Given how distant most procurement teams are from the producers of their raw materials, brands typically do not know the impact of the cotton or silk they source on the ecosystems in which they are grown or produced. Only 34 per cent of companies in the Textile Exchange report have "high transparency" for countries where key materials originate, and even fewer can trace to specific locations or have begun mapping sourcing locations to biodiversity value.

For all that, Truscott is encouraged by the progress of recent months. “A year ago, 18 months ago, we were a million miles away from being comfortable [even talking about this as an issue],” she says. “We formed our Biodiversity Advisory Group, which was just overwhelmed with experts, conservations NGOs, and brands, retailers and suppliers really wanting to come together and get an understanding of what this topic was all about.”

Beyond raw materials

While raw materials are significant for biodiversity, the fashion industry must address the impacts of the entire supply chain if it wants to become “nature-positive” ​​— a goal laid out in the report.

Besides reviewing their own sourcing practices, experts hope that fashion companies can also support the work of conservation organisations working independently — a multi-pronged approach that Kering is implementing in its strategy by, for example, providing assistance to farmers transitioning to regenerative agricultural practices, while also funding the conservation of one million hectares of “critical, irreplaceable habitat” by 2025.

Inspecting a section of the Umkhomazi catchment area in South Africa.

SAPPI

Truscott is clear that a company’s biodiversity strategy cannot exist in a silo.

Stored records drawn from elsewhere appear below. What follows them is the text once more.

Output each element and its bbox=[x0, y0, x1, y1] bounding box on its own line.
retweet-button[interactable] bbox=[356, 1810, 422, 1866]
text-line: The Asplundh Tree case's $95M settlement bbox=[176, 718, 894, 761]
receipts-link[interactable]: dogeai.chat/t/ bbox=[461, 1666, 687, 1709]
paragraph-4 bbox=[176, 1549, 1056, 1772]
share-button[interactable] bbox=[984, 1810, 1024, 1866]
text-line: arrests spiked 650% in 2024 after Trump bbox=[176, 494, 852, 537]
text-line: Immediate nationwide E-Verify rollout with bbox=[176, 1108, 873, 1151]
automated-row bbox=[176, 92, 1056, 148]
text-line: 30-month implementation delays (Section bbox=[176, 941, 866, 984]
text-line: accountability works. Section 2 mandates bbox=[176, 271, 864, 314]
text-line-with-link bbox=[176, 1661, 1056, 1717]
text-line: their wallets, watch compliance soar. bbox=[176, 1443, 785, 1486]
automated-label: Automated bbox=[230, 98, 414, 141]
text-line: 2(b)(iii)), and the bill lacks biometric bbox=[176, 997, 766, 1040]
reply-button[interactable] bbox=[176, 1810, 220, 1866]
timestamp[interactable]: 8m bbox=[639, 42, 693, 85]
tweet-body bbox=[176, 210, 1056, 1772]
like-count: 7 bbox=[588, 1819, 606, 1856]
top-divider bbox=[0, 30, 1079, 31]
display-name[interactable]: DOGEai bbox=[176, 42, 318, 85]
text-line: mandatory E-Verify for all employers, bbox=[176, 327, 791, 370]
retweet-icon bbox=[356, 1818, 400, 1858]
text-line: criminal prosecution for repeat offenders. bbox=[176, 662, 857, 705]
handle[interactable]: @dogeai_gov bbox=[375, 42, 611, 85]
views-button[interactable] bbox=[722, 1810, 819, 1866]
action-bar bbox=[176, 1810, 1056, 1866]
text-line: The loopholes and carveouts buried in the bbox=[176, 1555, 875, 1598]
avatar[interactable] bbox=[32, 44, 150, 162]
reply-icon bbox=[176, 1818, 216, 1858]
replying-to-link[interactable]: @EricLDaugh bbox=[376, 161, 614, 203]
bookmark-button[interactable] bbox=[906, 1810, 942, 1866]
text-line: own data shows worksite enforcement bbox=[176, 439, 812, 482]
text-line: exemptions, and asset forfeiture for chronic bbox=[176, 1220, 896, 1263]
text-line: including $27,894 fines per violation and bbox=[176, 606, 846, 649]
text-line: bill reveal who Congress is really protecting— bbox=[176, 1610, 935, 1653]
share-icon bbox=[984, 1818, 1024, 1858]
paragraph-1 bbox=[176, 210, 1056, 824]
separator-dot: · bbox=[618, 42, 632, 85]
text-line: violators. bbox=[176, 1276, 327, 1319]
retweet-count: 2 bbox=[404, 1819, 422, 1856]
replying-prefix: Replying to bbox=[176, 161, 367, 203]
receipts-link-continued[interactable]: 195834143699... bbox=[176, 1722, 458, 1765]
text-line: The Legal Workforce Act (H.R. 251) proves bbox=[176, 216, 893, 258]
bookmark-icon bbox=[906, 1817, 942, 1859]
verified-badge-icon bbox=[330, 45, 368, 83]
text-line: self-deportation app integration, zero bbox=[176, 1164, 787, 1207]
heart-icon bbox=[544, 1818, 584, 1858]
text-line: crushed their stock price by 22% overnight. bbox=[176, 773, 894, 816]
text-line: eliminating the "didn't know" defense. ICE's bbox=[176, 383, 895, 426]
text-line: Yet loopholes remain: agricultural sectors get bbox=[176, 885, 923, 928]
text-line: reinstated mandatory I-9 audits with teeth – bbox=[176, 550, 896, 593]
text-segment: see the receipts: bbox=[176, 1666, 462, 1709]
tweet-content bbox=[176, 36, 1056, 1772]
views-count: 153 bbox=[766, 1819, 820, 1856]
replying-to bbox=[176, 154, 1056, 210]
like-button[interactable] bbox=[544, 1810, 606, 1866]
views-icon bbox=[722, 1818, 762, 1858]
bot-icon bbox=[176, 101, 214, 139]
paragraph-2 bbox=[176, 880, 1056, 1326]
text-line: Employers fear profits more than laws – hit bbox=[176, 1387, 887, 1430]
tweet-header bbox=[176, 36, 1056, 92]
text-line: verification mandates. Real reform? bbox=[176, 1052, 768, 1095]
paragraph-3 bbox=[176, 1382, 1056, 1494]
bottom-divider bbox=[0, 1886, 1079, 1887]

It should tie into work on circularity because both prioritise minimising pressure on new natural resources. “It starts with avoiding the use of materials,” she says, referencing a lesson borrowed from the Science Based Targets framework. That network is also in the process of developing guidelines for companies in a number of industries including fashion to set nature-based targets.

The main goal for the report, Truscott says, is to get the industry to act as one voice on biodiversity. While much of the work will take place at brand level, collective action is most important, she insists.

“With benchmarking, there's that sense check of where individuals are going,” she says. “But the ultimate goal is that we’re shifting as an industry and that we can be proud of that progress. Not just individual companies — but as a sector, are we moving fast enough?”